Saturday, October 30, 2010


So, of course, after I tell you that I will diversify my topics, I start with a medical issue. One pet peeve of mine is the venom that some of my patients spew with regards to the new health care reform, which they derisively dub "Obamacare". The concerns expressed by my patients are that somehow, after the reforms take full effect, they will no longer have access to adequate medical care. What the patients don't seem to realize is that "Obamacare" has not gone nearly far enough to reform the system, and that the danger lurks where it always has been- with the insurance companies.
Case in point. One of my patients, who is employed but does not have health insurance, has a serious gastrointestinal problem that needs attention. He called me with great concern about his medical problem. He told me that he and his fiancee decided to get married in the next 2 days so that he could go on her medical insurance to take care of the problem.
In my hours of paperwork at the office, I am still dealing with insurance companies asking me medical information about patients that I have just seen. This is done not out of concern for them, but whether they can glean that they have a so-called "pre-existing" condition so as to deny them coverage.
Now I know that the health care reform bill is supposed to fix these problems in the future, but I have my doubts. So much of the reform is dependent on the cooperation and integration with states, that I am concerned that red state America, at least, will opt out. I am also concerned by the fact that the Federal Government has already given waivers to self insured entities such as Macdonalds so that they don't have to follow the new requirement to provide insurance to all children in their health care plan.
The issue, my dear patients, is not with "Obamacare", but with insurance care, especially the profit driven, cherry picking type of plans.

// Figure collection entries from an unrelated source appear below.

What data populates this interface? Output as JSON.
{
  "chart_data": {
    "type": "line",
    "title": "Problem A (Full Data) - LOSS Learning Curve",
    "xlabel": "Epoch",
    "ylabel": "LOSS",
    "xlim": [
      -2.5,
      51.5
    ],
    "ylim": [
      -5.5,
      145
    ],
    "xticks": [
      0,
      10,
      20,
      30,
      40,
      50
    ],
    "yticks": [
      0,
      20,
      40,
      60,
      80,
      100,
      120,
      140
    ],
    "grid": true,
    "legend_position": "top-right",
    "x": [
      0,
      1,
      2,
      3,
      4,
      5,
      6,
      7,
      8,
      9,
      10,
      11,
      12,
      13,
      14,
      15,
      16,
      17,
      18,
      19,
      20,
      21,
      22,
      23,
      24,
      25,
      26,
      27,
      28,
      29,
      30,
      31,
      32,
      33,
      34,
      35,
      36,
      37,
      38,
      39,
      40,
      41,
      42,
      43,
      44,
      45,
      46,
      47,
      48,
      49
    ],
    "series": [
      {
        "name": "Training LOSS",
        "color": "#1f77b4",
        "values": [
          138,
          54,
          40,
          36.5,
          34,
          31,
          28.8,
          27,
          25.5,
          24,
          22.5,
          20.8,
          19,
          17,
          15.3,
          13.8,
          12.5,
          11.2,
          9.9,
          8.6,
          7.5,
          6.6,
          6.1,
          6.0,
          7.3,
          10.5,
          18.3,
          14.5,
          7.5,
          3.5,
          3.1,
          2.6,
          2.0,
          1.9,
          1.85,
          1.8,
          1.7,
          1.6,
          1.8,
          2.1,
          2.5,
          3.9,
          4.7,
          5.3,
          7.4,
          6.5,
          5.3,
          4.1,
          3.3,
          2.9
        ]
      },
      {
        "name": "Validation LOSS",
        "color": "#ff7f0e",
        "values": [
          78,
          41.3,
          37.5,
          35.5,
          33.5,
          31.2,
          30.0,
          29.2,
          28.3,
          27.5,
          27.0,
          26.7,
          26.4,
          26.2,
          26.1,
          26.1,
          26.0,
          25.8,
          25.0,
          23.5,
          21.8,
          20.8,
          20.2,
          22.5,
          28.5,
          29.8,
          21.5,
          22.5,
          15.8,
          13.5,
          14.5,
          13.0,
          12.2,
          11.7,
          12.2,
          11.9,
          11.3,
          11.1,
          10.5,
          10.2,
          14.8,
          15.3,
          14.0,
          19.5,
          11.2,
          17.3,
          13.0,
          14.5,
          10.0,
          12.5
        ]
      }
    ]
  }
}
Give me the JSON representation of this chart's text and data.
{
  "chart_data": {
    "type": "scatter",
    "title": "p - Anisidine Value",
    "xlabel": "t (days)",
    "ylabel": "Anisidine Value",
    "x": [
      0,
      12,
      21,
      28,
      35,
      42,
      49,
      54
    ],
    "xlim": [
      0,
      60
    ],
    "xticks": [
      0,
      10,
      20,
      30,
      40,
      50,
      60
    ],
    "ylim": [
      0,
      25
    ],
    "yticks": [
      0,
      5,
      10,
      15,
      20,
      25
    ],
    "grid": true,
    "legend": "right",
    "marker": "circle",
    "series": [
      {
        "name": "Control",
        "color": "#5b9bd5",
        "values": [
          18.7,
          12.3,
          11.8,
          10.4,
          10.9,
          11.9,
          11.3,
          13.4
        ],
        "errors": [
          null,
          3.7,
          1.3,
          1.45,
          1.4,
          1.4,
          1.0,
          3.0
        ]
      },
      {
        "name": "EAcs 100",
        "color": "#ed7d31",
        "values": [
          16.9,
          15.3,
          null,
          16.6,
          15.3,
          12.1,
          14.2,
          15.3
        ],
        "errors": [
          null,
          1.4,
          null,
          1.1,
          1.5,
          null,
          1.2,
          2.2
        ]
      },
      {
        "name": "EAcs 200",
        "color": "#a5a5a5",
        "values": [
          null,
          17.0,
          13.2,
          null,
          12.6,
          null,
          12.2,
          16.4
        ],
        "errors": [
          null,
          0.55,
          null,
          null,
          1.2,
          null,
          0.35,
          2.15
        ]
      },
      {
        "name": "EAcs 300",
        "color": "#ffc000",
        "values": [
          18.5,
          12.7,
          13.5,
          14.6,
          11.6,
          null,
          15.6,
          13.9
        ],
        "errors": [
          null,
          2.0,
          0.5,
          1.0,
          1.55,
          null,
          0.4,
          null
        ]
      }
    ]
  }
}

  1. I largely agree. The problem remains, as you point out, that Obamacare does not go far enough - but this of course leaves plenty of room for criticism of the program.

    Furthermore, as some commentators have discussed, Obamacare closely resembles the program put into place in Mass under Romney (Romneycare?) which has been an unmitigated disaster (and written with strong input from industry lobbyists, as in the case of Obamacare). This was partially due to the inclusion of mandates without adequate subsidies, but also because of the penalty structure for noncompliant employers. The program makes it law that all employers who employ over a certain number of workers must provide insurance. If they do not comply, they are forced to pay a fee - yet that fee is often less than the cost of providing insurance. The outcome, of course, is that employers can simply pay the fee and the healthcare costs - still spiraling out of control - are simply transferred onto the taxpayers or individuals.

    The good news out of all this is that most Americans seem to realize this already. As this AP poll shows [], the number of Americans who think Obama's plan did not go far enough outnumber those who think the govt should stay out of healthcare by a 2-to-1 ratio (40% of those polled).

  2. Agreed. The major problem here is that the legislation was drafted in a way that was essentially a negotiation between the health sector and legislators. It was done this way because the Democrats did not want to alienate them--and in fact they won the support of the drug companies and, after passage, healthcare stocks went up. (They also went up when the Senate bill officially dropped the public option).

    The bill does not have enough teeth to ensure that all US citizens will have insurance. Some populations will be better off; most people will stay in the same boat--either underinsured with ever-weakened HMOS or uninsured (only now paying a tax penalty).

  3. I agree that some populations do benefit from the health care plan. Under the plan, Medicaid will be greatly expanded, as will reimbursement of primary care physicians taking care of Medicaid patients. The real problem is whether these provisions of the plan will survive the inevitable revisions that will come with a newly constituted Congress.